Aprovechando un descuido de Victoria, me toco a mi, sacar de la cocina, una cantidad de azúcar considerable, con la que endulzamos aquel “cocimiento”, hasta hacerlo tragable. Zaida una flaquita raquítica, mas pequeña y resuelta, bebió una cantidad considerable de aquello, exhortada por aquellos primos locos devenidos en instantáneos químicos investigativos.
Nosotros, la observábamos con detenimiento y yo apuntaba por instrucciones del director y jefe investigativo, en una libreta, todos sus movimientos, y su estado de salud.

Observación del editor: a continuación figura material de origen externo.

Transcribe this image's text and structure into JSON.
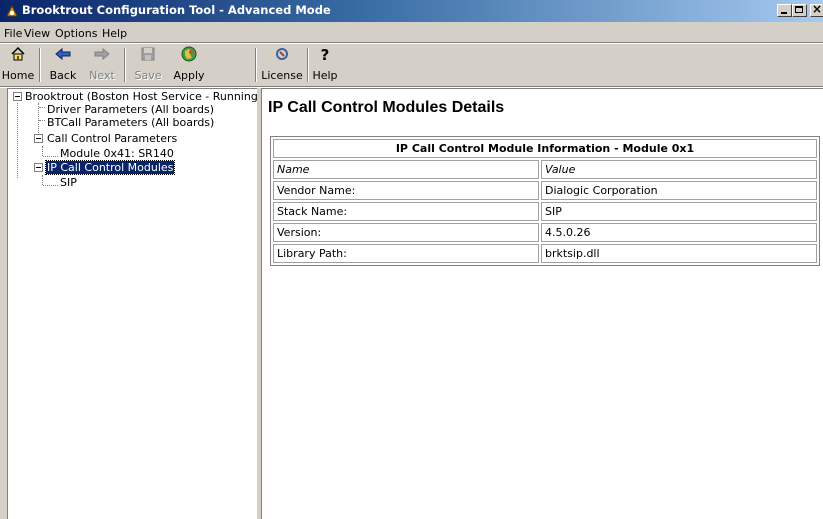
{
  "window": {
    "title": "Brooktrout Configuration Tool - Advanced Mode",
    "icon": "app-icon"
  },
  "menubar": {
    "items": [
      "File",
      "View",
      "Options",
      "Help"
    ]
  },
  "toolbar": {
    "buttons": [
      {
        "label": "Home",
        "icon": "home-icon",
        "enabled": true
      },
      {
        "label": "Back",
        "icon": "back-arrow-icon",
        "enabled": true
      },
      {
        "label": "Next",
        "icon": "forward-arrow-icon",
        "enabled": false
      },
      {
        "label": "Save",
        "icon": "save-disk-icon",
        "enabled": false
      },
      {
        "label": "Apply",
        "icon": "apply-icon",
        "enabled": true
      },
      {
        "label": "License",
        "icon": "license-icon",
        "enabled": true
      },
      {
        "label": "Help",
        "icon": "help-icon",
        "enabled": true
      }
    ]
  },
  "tree": {
    "root": "Brooktrout (Boston Host Service - Running)",
    "driver_params": "Driver Parameters (All boards)",
    "btcall_params": "BTCall Parameters (All boards)",
    "call_control": "Call Control Parameters",
    "module": "Module 0x41: SR140",
    "ip_call_control": "IP Call Control Modules",
    "sip": "SIP"
  },
  "content": {
    "heading": "IP Call Control Modules Details",
    "table": {
      "caption": "IP Call Control Module Information - Module 0x1",
      "columns": [
        "Name",
        "Value"
      ],
      "rows": [
        [
          "Vendor Name:",
          "Dialogic Corporation"
        ],
        [
          "Stack Name:",
          "SIP"
        ],
        [
          "Version:",
          "4.5.0.26"
        ],
        [
          "Library Path:",
          "brktsip.dll"
        ]
      ]
    }
  },
  "colors": {
    "titlebar_start": "#0a246a",
    "titlebar_end": "#a6caf0",
    "selection": "#0a246a",
    "chrome": "#d4d0c8"
  }
}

Las anotaciones revelaban, con lujo de detalles, todos sus síntomas, empezando con leves dolores de vientre que se fueron agudizando pasada la primera media hora. Las anotaciones cesaron cuando nos percatamos que la niña no salía del baño, aquejada por unas diarreas, solo comparables con las que sufrió Rita Pereira muchos años antes, cuando padeció el temible tifus. Estuvo tres días cagando.
Jamás vi a Rogelio tan gago. Por un momento temí que no volvería a hablar jamás. Las venas del cuello, casi se le explotan, mientras le exigía a mi Tío Quiro que nos diera a Oscar y a mi, un fuerte y merecido castigo para que pusiéramos fin de una vez y por todas, a lo que el, consideraba un grave peligro para su familia.
Claro, la sangre no llego al rió, en gran parte nos salvo que la victima expulso, al tercer día, una gigantesca lombriz solitaria, que desbordo un tibor de peltre blanco. El alma me vino al cuerpo, cuando una semana después vi, a nuestra paciente, ojerosa y descolorida, beber a sorbitos un caldo de pollo hecho por Victoria. Aunque muy pocas, aumento algunas libras. Aquel restablecimiento le dio a mi primo Julio Pino la convicción y la seguridad de que la cebolleta era el mejor descubrimiento desde la penicilina y que aquello nos haría famosos y millonarios. Los experimentos cesaron por un tiempo.
Hasta un buen día, en que Gilberto Crespo “Pupu”, el entonces marido de nuestra prima Cira se le ocurrió la brillante idea de aparecerse en casa, aquejado de un fuerte e insoportable dolor de oído.
JP lo condujo al “consultorio”. Yo aproveche un descuido, para salir despavorido, por la puerta trasera, en busca de mi bicicleta, para poner prudente distancia entre mi persona y los hechos próximos a ocurrir allí. Pero alcance a oír a un seguro y resuelto, Dr. Grillo, comentarle a su paciente los maravillosos resultados y la casi milagrosa virtud de las gotas de cocimiento de cebolleta.
Décadas mas tarde, pude comprobar, como aun Pupu ladea la cabeza cuando conversa. No dudo de que aquella tarde desapareciera su insoportable dolor de oídos. Pero también desapareció gran parte de su capacidad auditiva.